In deze zaak heeft de Rechtbank Rotterdam op 1 november 2023 uitspraak gedaan in een verzoek tot het toewijzen van een dwangakkoord. Verzoeker, die te maken heeft met een aanzienlijke schuldenlast van € 175.628,90, heeft op 8 augustus 2023 een verzoek ingediend voor een schuldregeling. Dit verzoek was gericht aan achttien schuldeisers, waarvan één preferente en zeventien concurrente schuldeisers. Verzoeker heeft een regeling aangeboden waarbij hij 0,232% aan de preferente schuldeisers en 0,116% aan de concurrente schuldeisers zou betalen.
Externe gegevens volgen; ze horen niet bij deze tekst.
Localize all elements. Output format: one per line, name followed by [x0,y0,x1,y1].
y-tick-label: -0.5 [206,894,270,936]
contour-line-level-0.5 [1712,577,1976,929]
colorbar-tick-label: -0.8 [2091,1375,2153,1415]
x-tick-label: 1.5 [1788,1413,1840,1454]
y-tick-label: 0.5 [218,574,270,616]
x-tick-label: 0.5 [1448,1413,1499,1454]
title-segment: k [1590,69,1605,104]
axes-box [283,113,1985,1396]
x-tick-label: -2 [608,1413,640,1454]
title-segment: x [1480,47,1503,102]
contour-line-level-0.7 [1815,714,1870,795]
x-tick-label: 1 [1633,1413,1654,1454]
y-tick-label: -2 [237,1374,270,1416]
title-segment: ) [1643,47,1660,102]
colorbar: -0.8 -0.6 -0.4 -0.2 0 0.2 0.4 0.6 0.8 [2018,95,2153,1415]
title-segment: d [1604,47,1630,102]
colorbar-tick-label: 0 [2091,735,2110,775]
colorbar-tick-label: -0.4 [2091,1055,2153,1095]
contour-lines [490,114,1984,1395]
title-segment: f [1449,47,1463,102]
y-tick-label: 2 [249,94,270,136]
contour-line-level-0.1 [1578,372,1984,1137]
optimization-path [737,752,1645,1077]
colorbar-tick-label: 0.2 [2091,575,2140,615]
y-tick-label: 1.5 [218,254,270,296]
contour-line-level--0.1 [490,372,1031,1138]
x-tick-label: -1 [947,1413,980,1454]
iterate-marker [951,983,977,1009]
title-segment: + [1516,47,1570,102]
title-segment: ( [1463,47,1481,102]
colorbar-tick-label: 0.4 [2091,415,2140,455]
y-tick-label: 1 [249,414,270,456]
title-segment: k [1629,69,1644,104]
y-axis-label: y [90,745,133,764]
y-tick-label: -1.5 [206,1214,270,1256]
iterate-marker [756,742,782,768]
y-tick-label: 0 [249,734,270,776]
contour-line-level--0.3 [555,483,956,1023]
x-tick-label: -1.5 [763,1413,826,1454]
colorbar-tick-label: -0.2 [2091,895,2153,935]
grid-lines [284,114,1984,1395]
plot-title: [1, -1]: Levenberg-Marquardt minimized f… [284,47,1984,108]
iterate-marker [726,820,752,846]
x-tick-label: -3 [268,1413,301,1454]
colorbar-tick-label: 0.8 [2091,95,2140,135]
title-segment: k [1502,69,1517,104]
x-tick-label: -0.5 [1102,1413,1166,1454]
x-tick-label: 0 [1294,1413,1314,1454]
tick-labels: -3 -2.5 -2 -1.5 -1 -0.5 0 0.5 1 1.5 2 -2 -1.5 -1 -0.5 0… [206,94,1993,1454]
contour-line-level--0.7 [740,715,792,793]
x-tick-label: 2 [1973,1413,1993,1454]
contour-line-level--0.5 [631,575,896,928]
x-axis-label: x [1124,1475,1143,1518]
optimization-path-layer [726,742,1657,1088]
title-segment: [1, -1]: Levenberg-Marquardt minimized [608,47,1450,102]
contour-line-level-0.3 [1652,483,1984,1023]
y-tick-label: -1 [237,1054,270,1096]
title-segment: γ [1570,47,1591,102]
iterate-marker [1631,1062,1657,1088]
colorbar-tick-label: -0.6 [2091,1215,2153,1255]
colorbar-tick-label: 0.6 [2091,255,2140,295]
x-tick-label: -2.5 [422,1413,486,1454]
De aangeboden regeling is gebaseerd op de NVVK-norm en houdt rekening met de afloscapaciteit van verzoeker, die arbeidsongeschikt is en afhankelijk is van een uitkering.
Tijdens de zitting op 25 oktober 2023 hebben zestien van de achttien schuldeisers ingestemd met de regeling, terwijl Krol en Juristu, twee schuldeisers, dit hebben geweigerd. Krol en Juristu hebben hun weigering onderbouwd met de stelling dat het aangeboden bedrag te laag is en dat er een procedure loopt over de koop van een kapsalon. De rechtbank heeft echter vastgesteld dat de vorderingen van Krol en Juristu slechts een gering aandeel vormen in de totale schuldenlast en dat de meerderheid van de schuldeisers akkoord is gegaan met de regeling.
De rechtbank heeft geoordeeld dat de belangen van verzoeker en de overige schuldeisers die hebben ingestemd met het aanbod zwaarder wegen dan die van Krol en Juristu. Daarom heeft de rechtbank Krol en Juristu bevolen in te stemmen met de schuldregeling en hen veroordeeld in de kosten van de procedure. Het verzoek tot toepassing van de wettelijke schuldsaneringsregeling is afgewezen, en de rechtbank heeft bepaald dat het vonnis in de plaats treedt van de vrijwillige instemming van de schuldeisers.